From Mark and Jonnie Houston, shameless 80’s homage includes room being plastered with boomboxes, old cassettes…and screens playing big haired early MTV classics. DJs, dancing, karaoke…and maybe that chick from Missing Persons will even show up.


Korean food in Koreatown…no big deal, right? But Choi does it with the sort of kitsch hip that keeps the Silverlakers filling the seats. POTS like Ganja Tang (braised pork neck) and Jiggae What Jiggae Who (kimchi) are meant to be shared with your fixie-riding friends. Plan to knock back several rounds of shōchū in the process.

Hotel Normandie

1926 classic from architects Walker & Eisen, updated but not ruined. Lobby all shambolic romanticism, dramatic, beamed ceilings, mismatched furnishings, rooms have hardwood floors and flouncy flourishes – great for weekend staycation with your current crush. Attached Caasell’s Hamburgers rather incongruent, draws hipsteriffic crowd.

The Line Hotel

Party with rooms attached. Distressed walls and sort of Navaho fabrics in sleeping chambers, massive windows for Hollywood Hills views. But you’re surely here for the scene. Anti-star chef Roy Choi amongst proprietors – two restos POT and Commissary are magnets for Silver Lake set, lobby bar always a scene…plus Break Room 86 for 80’s kitsch. Nice pool too.

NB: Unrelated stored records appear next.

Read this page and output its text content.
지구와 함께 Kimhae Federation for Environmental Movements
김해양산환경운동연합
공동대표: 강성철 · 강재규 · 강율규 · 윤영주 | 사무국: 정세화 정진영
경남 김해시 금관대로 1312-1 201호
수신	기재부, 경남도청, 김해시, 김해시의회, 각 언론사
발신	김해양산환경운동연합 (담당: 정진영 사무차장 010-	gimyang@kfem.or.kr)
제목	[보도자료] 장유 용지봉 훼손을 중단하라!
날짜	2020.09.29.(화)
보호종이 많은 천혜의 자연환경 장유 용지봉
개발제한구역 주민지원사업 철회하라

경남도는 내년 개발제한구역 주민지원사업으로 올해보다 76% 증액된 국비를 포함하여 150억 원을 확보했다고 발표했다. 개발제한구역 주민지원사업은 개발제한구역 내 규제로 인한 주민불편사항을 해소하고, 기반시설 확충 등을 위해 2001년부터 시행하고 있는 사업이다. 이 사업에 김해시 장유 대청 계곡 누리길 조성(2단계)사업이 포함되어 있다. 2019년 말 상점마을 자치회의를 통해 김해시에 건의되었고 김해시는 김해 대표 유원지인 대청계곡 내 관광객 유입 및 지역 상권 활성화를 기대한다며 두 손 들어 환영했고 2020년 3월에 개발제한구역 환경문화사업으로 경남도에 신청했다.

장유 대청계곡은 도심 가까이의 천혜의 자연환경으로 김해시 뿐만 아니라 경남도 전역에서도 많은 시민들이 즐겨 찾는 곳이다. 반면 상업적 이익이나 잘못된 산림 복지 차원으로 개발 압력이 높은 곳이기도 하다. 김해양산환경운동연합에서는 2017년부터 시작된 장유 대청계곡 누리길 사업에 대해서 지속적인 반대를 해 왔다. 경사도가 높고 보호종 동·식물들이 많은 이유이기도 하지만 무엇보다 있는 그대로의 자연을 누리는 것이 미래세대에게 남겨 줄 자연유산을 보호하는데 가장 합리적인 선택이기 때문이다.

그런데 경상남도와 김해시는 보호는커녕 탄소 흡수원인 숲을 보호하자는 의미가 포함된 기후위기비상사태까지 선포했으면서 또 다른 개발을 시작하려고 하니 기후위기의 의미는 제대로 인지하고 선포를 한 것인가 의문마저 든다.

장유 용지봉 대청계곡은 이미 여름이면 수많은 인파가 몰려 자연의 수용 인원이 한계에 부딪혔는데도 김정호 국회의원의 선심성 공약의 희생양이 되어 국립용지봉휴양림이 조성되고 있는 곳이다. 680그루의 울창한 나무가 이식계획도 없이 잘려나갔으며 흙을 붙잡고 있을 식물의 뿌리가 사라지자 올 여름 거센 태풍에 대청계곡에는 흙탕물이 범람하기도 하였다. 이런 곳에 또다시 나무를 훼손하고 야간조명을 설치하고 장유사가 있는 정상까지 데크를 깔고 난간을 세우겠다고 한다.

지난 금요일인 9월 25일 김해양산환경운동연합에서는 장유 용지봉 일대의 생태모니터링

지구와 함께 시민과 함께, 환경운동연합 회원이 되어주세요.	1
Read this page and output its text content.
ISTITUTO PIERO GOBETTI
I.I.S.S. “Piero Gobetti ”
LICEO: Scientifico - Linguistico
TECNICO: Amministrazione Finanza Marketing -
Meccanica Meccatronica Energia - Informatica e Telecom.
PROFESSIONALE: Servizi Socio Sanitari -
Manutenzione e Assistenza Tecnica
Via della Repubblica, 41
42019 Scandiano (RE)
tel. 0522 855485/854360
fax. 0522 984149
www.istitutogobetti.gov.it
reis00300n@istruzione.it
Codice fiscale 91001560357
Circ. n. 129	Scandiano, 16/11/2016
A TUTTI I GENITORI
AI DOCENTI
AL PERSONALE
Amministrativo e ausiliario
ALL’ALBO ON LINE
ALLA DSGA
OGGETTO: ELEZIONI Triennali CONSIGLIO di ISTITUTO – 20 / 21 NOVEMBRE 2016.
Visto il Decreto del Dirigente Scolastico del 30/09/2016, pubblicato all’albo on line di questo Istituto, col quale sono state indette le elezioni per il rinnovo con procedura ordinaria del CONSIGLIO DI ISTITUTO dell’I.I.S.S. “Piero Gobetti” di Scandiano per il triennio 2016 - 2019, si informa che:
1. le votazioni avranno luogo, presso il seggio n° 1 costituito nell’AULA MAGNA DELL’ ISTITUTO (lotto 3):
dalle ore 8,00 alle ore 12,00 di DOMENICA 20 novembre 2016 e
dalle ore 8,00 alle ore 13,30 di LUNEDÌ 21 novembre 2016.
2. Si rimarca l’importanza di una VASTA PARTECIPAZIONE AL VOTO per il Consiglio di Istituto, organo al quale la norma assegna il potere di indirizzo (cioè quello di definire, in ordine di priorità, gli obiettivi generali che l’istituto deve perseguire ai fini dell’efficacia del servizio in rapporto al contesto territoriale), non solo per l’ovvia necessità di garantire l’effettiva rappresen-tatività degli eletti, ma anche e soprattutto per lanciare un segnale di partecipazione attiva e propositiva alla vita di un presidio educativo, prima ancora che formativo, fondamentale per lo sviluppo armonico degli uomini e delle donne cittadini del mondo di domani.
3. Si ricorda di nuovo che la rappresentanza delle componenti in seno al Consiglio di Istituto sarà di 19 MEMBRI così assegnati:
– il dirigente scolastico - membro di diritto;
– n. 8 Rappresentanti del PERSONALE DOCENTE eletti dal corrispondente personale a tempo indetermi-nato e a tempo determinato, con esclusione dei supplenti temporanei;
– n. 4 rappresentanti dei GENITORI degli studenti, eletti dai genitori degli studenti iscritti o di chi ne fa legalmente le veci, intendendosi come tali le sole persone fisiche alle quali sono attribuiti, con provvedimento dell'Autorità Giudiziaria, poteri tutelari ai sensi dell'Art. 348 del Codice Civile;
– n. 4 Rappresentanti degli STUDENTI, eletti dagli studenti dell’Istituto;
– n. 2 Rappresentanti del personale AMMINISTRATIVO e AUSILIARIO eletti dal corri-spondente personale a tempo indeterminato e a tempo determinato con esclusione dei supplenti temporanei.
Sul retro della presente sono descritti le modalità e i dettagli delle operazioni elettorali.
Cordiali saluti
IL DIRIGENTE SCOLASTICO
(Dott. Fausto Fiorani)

Koreatown’s achingly hip Line Hotel gets (rooftop) restaurant it deserved. Roy Choi’s Commissary is veggie focused, rather literally. Meaning dishes built around asparagus, radishes, corn, et al. But steak, burgers and schnitzels for the unbending carnivores. Ethereal greenhouse setting means lots of hipster date nights. Expect an ironic t-shirted scene.

Cassell’s Hamburgers

Charmingly cool Koreatown sleep Hotel Normandie gets a buzzy burger spot to please newly hip clientele. Cassell’s has historic cred, serving LA’s beef-o-philes since 1948. Menu here plays up 1950’s kitsch (patty melts, hotcakes), but burgers are why you’re here. Full bar, groovy vibe makes it an instant party.

El Rey

Far from huge, and that’s the way they like it. Hippest musical up-and-comers make this a must-stop, and they’re playing to celeb-heavy crowd. Art Deco classic has been around since the 30s, but switched from movies to music in the 90s. El Rey is almost egalitarian, but look up and around: there’s VIP seating in them thar booths.